From Mad Cow to the Clap


For Christmas, Husband got me my very own giant microbes. For those of you who don’t follow my Facebook page, in honor of my blog on syphilis, I bought my father a giant syphilis microbe plush toy. It was awesome, though he didn’t know what to make of it (but Baby Brother laughed pretty hard). Well, Husband bought me my own variations, all with some sort of memory for me.

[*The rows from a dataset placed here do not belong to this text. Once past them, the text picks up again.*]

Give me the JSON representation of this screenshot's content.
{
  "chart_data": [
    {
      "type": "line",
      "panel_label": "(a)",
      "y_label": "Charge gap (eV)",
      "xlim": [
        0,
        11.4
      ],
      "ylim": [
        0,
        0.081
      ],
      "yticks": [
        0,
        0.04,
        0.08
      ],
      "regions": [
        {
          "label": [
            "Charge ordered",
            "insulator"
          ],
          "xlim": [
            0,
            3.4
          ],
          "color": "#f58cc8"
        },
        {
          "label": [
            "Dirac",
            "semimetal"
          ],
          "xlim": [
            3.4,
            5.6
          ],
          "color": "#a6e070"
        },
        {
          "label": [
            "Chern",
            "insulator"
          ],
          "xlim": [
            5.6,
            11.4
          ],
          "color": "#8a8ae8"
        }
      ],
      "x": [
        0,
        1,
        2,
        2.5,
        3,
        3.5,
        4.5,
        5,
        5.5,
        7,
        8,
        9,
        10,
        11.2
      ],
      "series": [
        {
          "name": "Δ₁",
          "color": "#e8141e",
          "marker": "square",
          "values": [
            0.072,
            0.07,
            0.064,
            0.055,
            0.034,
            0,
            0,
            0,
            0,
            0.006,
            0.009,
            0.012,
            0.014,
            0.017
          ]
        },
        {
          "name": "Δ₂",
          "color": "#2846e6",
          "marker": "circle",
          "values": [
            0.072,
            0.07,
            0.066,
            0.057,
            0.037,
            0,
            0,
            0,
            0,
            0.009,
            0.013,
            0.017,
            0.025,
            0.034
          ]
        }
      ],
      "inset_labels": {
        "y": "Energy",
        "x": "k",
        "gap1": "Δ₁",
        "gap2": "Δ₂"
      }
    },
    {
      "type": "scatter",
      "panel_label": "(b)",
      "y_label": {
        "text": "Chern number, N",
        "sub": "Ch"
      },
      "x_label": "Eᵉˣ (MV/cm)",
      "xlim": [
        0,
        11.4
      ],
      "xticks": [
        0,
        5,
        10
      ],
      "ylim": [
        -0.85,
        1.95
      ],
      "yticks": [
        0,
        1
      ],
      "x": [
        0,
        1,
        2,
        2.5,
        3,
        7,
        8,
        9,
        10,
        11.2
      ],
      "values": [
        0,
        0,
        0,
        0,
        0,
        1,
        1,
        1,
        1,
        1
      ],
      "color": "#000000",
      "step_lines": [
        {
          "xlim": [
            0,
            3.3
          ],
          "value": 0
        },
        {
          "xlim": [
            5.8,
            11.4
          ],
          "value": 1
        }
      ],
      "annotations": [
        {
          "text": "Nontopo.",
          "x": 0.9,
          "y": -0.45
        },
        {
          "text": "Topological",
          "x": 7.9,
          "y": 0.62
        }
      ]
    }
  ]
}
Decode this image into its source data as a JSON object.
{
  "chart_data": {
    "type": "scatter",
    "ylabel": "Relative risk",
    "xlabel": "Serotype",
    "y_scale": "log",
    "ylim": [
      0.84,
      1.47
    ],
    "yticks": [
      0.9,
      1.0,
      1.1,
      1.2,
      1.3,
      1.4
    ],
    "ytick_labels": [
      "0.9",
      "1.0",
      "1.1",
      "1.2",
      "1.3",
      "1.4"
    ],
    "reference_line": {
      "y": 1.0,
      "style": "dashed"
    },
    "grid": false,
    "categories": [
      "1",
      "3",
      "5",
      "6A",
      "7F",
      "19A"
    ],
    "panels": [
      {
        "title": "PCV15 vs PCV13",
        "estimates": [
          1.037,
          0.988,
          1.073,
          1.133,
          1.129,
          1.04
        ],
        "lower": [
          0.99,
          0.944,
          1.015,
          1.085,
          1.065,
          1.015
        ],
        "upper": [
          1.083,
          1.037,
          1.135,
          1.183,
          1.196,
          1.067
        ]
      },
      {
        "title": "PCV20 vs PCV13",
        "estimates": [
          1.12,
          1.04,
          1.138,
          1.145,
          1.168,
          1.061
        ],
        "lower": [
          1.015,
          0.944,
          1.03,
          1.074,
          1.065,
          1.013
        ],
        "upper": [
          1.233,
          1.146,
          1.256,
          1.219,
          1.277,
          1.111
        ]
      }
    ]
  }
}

1. Syphilis (of course), to remind me of kindergarten. Because who doesn’t think of kindergarten when they think of syphilis?

2. Mad cow disease, in honor of my time in Germany. While I was on a train heading to Austria (I think; it might have been when we were leaving Austria to get to Paris),  I claimed to have mad cow disease to keep people out of our compartment (this was at the time of the outbreak of mad cow disease in Britain, where I had defiantly eaten hamburger every day. Ironic, now I’m allergic to beef). Each of us had something to drive others away: Jen had her rock hammer, Naomi had her stinky feet (which, incidentally, I don’t remember as being overly stinky. The stench doesn’t stand out in my head anyway, not like Clint’s cologne does), and I had mad cow disease… It basically consisted of me mooing loudly on the one occasion someone stuck his head in our room and practicing frothing at the mouth a lot. I probably looked like I had rabies, but hey, I was twenty-one. Everyone’s obnoxious at twenty-one. That’s my story and I’m sticking to it.

3. Staph, to remind me of last year’s illness and how, no matter how much I complain, this year actually is better.

4. And finally, he got me the clap, because… well… I think STDs are funny. I suppose that’s only true if you don’t have them, though…

Anyway, I hope you all had a merry Christmas, a happy Hanukkah, a joyous Kwanzaa, or a good solstice. I did.

Now it’s time to go play with syphilis.